Benefits, Challenges, and Real-World Impact

Benefits:

  • Handles complexity: Excels at multi-hunk, multi-file bugs that traditional APR can’t touch.
  • Scalability: Works on real repositories, not just isolated snippets.
  • Human-like efficiency: Reduces debugging time dramatically, freeing engineers for higher-value work.
  • Cost-effectiveness: Even early versions are surprisingly affordable per bug.
  • Adaptability: Agents learn from feedback and can integrate with CI/CD pipelines.

Challenges:

  • Resource intensity: High token usage and API calls can add up for very large codebases.
  • Reliability: Not every run succeeds; agents may hallucinate or get stuck in loops.
  • Evaluation gaps: Benchmarks like SWE-Bench or Defects4J are useful but don’t always capture proprietary code, security nuances, or long-term maintainability of patches.
  • Data leakage: LLMs may have seen benchmark bugs during training, so clean evaluations (e.g., on GitBug-Java) are crucial.

Despite these hurdles, industry adoption is accelerating. Companies are already piloting agent-based repair for routine bugs, and self-improving agents that learn from developer feedback represent the next frontier.

The Future of Bug Fixing

Agent-based program repair sits at the intersection of AI agents, software engineering, and neuro-symbolic systems. As models get smarter, tools more sophisticated, and agents more collaborative, we may soon see AI “programming partners” that don’t just fix bugs but proactively prevent them, refactor legacy code, or even implement new features from high-level descriptions.

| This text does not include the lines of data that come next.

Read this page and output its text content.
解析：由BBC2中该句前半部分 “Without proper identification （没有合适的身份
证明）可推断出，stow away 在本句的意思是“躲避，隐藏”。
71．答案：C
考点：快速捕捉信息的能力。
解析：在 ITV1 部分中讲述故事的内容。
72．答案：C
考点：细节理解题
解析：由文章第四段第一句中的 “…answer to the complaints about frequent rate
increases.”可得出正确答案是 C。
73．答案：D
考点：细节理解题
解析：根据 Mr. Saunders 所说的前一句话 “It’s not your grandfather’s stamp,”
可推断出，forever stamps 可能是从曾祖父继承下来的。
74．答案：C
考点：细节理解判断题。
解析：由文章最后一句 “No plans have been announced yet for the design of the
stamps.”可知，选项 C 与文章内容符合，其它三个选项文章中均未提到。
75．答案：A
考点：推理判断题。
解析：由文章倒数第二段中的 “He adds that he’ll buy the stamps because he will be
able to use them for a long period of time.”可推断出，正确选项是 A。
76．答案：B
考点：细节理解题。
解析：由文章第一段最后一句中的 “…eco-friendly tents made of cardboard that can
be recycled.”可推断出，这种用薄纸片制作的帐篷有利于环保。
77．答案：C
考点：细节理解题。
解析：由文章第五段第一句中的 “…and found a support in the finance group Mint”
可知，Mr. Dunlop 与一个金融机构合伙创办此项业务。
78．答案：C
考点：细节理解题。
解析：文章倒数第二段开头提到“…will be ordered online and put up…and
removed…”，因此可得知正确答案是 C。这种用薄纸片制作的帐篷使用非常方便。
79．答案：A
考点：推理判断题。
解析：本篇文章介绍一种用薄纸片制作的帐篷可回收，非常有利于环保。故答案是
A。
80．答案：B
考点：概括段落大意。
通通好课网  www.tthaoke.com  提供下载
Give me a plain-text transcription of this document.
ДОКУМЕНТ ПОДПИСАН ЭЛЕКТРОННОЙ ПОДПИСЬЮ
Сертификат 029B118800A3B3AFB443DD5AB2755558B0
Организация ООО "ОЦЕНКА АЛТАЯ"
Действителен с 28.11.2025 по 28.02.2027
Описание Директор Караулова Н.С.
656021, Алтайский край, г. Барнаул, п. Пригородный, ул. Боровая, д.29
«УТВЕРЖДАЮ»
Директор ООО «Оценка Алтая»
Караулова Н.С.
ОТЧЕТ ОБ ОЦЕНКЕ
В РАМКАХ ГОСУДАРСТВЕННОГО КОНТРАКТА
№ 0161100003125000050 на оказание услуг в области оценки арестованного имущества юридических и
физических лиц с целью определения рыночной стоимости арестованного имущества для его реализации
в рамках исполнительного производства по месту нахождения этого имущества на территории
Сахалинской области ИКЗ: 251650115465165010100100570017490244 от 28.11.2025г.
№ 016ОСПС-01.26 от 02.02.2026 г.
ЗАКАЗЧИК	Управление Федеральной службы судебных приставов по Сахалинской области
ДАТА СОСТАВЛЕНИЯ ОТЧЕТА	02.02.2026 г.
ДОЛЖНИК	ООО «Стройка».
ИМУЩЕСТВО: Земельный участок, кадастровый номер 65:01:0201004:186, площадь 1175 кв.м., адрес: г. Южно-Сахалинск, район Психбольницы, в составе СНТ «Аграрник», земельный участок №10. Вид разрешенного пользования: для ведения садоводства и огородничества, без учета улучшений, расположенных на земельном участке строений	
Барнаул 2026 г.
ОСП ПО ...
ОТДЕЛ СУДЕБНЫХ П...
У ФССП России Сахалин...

For developers, this doesn’t mean job loss—it means less drudgery and more creativity. For companies, it means faster releases, fewer outages, and lower maintenance costs.

In short, agent-based program repair isn’t science fiction anymore. It’s here, it’s practical, and it’s only getting better. If you’re a developer or engineering leader, now is the time to explore these tools—whether open-source frameworks like RepairAgent or enterprise solutions inspired by Google’s work.

The era of autonomous code repair has begun. The question is no longer if AI can fix bugs, but how quickly we can integrate these agents into our daily workflows.

The term patching agents is emerging to describe systems that autonomously generate and apply code fixes.